More dangerous strains of the plague intensified in the summer. Mortality began breaking records, reaching almost 1,000 deaths per day. Mayor Pyotr Saltykov fled Moscow. And then, on September 15, 1771, catastrophe, terrible even by the standards of the time, broke out.
The plague riot
By this time, church leaders had begun making church services as ‘contactless’ as possible. Yet masses of people nevertheless gathered for collective prayers. It is clear what effect such gatherings had during the epidemic. As a result, an icon to which people flocked – and the donation box – was removed from the Varvarsky Gates of Kitay-Gorod. This had been ordered by Archbishop Ambrose, who was acting out of good intentions. However, this move caused what was already a boiling cauldron to simply explode. The crowd destroyed several private houses, demolished the Chudov monastery, and Ambrose was captured and literally beaten to death with hands and sticks. Moreover, the rioters began smashing infirmaries and releasing the sick.
Eropkin reacted harshly: On September 16, after brief and fruitless exhortations, artillery was used against the crowd. The next day, an infantry regiment arrived in Moscow and defeated the rebels. At least a hundred people were killed on Red Square.
Eropkin was not pleased with such a victory. Moreover, he was injured by a stone himself.
Grigory Orlov, a favorite of the ruler Empress Catherine II, was dispatched to Moscow carrying a large sum of money and with the authority to take any measures necessary to combat the epidemic and unrest. Five people were hanged in connection with the riot and around two hundred received various forms of punishment, from flogging to hard labor. And then the fight against the pandemic began for real.

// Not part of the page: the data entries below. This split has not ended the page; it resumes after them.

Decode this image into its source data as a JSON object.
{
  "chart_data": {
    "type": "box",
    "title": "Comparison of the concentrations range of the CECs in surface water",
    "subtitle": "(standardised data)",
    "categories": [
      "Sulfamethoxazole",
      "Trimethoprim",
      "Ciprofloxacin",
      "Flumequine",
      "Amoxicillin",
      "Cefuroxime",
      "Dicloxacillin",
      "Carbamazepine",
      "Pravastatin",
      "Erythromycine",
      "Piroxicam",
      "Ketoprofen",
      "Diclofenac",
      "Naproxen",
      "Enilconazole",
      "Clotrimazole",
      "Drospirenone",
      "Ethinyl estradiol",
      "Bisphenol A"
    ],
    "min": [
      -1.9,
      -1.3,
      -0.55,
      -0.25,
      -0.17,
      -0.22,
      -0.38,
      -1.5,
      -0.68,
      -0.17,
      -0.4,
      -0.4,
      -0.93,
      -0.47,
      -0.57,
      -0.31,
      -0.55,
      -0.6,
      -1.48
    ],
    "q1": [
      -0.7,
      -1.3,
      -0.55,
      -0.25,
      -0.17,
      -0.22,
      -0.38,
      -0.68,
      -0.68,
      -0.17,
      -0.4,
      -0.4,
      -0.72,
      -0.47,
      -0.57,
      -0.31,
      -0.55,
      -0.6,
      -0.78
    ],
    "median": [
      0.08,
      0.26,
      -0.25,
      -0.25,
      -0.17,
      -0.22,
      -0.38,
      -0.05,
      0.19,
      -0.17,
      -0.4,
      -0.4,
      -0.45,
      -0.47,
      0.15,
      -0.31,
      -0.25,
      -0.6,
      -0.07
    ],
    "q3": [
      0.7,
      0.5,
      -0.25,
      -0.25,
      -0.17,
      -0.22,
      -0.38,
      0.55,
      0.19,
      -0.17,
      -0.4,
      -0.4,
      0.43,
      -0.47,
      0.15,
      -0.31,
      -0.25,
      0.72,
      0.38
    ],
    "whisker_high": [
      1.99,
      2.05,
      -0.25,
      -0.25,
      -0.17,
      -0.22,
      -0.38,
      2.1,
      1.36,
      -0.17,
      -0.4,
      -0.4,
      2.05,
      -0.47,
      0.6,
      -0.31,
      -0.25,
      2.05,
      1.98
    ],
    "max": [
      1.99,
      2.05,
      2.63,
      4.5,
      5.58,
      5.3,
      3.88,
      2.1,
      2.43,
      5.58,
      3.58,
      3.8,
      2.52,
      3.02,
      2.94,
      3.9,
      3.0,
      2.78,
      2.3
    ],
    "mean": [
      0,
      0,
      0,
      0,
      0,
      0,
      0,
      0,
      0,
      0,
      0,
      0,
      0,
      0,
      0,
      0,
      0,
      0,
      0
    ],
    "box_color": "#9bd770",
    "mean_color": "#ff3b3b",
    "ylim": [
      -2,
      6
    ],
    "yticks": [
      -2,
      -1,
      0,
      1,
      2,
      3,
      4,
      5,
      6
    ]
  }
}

Orlov gathered the best doctors and asked them specific questions about how to cope. Invested with the authority to act, he energetically got to work. New quarantine facilities and hospitals were built in Moscow and a separate commission was engaged to monitor the carrying out of orders. Clear detailed instructions were drawn up for doctors and officials, and stricter accounting of the dead and sick was introduced. Separately, Orlov organized assistance for those rendered poor by the epidemic, while discharged patients were given small, but tangible sums of money. This encouraged people to seek help in hospitals. The social measures were generally serious. For example, Orlov arranged public work for those who had lost their earnings and organized centralized purchases of goods from impoverished artisans – in short, he approached the problem comprehensively and systematically.
The firm and decisive policies were effective. In addition, collective immunity had begun to develop – many had already recovered, whereas those unable to fight off the disease had died. So, in the autumn, the pandemic began to subside. On November 15, Orlov triumphantly left for St. Petersburg. Although individual cases of the plague were recorded in January 1772, and even in March, the epidemic was on the decline. By April, there were no new cases in Moscow. The authorities announced a reward for handing over the belongings of those who had died of the plague, as well as unburied bodies or those buried outside cemeteries. In total, up to a thousand bodies were found this way. By autumn, the end of the crisis in Russia was announced.
The epidemic in Moscow brings a lot of sad thoughts to mind. Belated measures, the rush from a passive attitude to feverish actions, mad riots disrupting the measures aimed at containing the outbreak – all of that is surely depressing. However, it’s worth noting that both doctors and many statesmen rose to the occasion. Moscow’s fight against the plague in the 18th century demonstrated that firm, energetic leadership with professionals involved in developing a working strategy, and a combination of will and reason, are effective even under the most difficult conditions.